Another problem, though, with this kind of military pessimism is that it
is difficult to distinguish it, at times, from that of war sceptics at
the opposite end of the ideological spectrum. Columnists in rightwing
British newspapers and magazines who objected to the war in Afghanistan
for containing a humanitarian element, or for being an initiative in
which a Labour government was involved, do not make comfortable
bedfellows for those who go on peace marches. "Any cause has good
supporters and bad supporters," says Healey. But it is questionable
whether the coherence and credibility of the left's view of the world is
helped when it overlaps with that of the left's natural enemies.
Wainwright says that lessons have been learned from all this turbulence.
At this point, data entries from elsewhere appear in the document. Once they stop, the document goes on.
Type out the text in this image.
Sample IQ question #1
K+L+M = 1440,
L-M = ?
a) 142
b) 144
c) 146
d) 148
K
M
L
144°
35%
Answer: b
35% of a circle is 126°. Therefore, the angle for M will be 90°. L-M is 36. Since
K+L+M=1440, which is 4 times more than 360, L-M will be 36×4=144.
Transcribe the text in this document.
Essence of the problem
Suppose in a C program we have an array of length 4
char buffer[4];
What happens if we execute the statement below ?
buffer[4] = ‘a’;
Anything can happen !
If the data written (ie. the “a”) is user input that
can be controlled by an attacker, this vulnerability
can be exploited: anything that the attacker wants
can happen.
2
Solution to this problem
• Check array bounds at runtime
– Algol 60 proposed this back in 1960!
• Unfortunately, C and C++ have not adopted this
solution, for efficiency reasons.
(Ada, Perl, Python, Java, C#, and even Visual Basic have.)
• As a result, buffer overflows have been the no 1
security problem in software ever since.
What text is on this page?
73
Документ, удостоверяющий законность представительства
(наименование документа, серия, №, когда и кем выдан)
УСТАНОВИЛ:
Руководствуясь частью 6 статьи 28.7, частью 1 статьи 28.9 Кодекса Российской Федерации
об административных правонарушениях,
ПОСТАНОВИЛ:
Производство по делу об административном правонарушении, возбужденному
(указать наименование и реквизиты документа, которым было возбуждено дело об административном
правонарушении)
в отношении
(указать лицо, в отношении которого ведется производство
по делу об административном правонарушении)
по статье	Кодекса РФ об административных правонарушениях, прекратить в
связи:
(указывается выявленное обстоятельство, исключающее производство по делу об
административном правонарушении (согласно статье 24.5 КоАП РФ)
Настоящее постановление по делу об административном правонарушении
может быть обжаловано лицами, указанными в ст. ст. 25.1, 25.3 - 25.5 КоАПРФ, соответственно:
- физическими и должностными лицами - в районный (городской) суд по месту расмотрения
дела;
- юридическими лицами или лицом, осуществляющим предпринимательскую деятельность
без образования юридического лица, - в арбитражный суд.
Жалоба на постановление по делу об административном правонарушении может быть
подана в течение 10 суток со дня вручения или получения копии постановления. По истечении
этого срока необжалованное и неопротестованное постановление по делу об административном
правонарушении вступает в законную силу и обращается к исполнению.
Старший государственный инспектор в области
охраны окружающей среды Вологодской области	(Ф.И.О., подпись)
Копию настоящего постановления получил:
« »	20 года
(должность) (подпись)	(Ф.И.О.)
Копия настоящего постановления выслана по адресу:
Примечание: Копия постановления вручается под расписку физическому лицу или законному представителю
Questions about the role of international law and the UN, which have
been gathering dust for decades as idealists of the left have moved on
to simpler, more easily-publicised topics such as the excesses of
individual companies, must be revived, she says. Simpson agrees. The
anarchist disdain for global institutions, which has been a major
influence on modern anti-capitalism, looks less smart now that America
is threatening to act as it pleases.
The anti-globalisation movement has been forced to grow up in another
way, too. "Some people," says Wainwright, "used to think that if
religious fundamentalists are anti-capitalist, then we don't need to
challenge them." Now, she and others on the British left are hoping that
there will be a proper, mutually critical engagement between the secular
and religious critics of modern business, and between those in the rich
world and those in the rest of the world.
The way such dissenters are treated by their respective police and
governments may help with this process. Before September, the use of
state violence and special prohibitions against anti-capitalist
demonstrations - a regular occurrence in the developing world - was
already becoming more common in wealthy, relatively liberal countries.
Protesters were shot by police during last year's riots in Genoa and
Gothenburg. With ominously vague "anti-terrorism" legislation recently
passed in Britain and America, the left may soon find out whether, as
the Globalise Resistance slogan has it,"clampdown makes us stronger".
Taylor is sure it will. In his cheeky, upbeat way, he promises there
will be "more confrontational stuff in the offing" if the war widens.
"We're learning a lot from the anti-Vietnam war movement," he says. But
before we leave his office to continue our conversation in the pub
across the road, he pulls the window blinds right down. "Need to keep
the spies out," he says, half-smiling.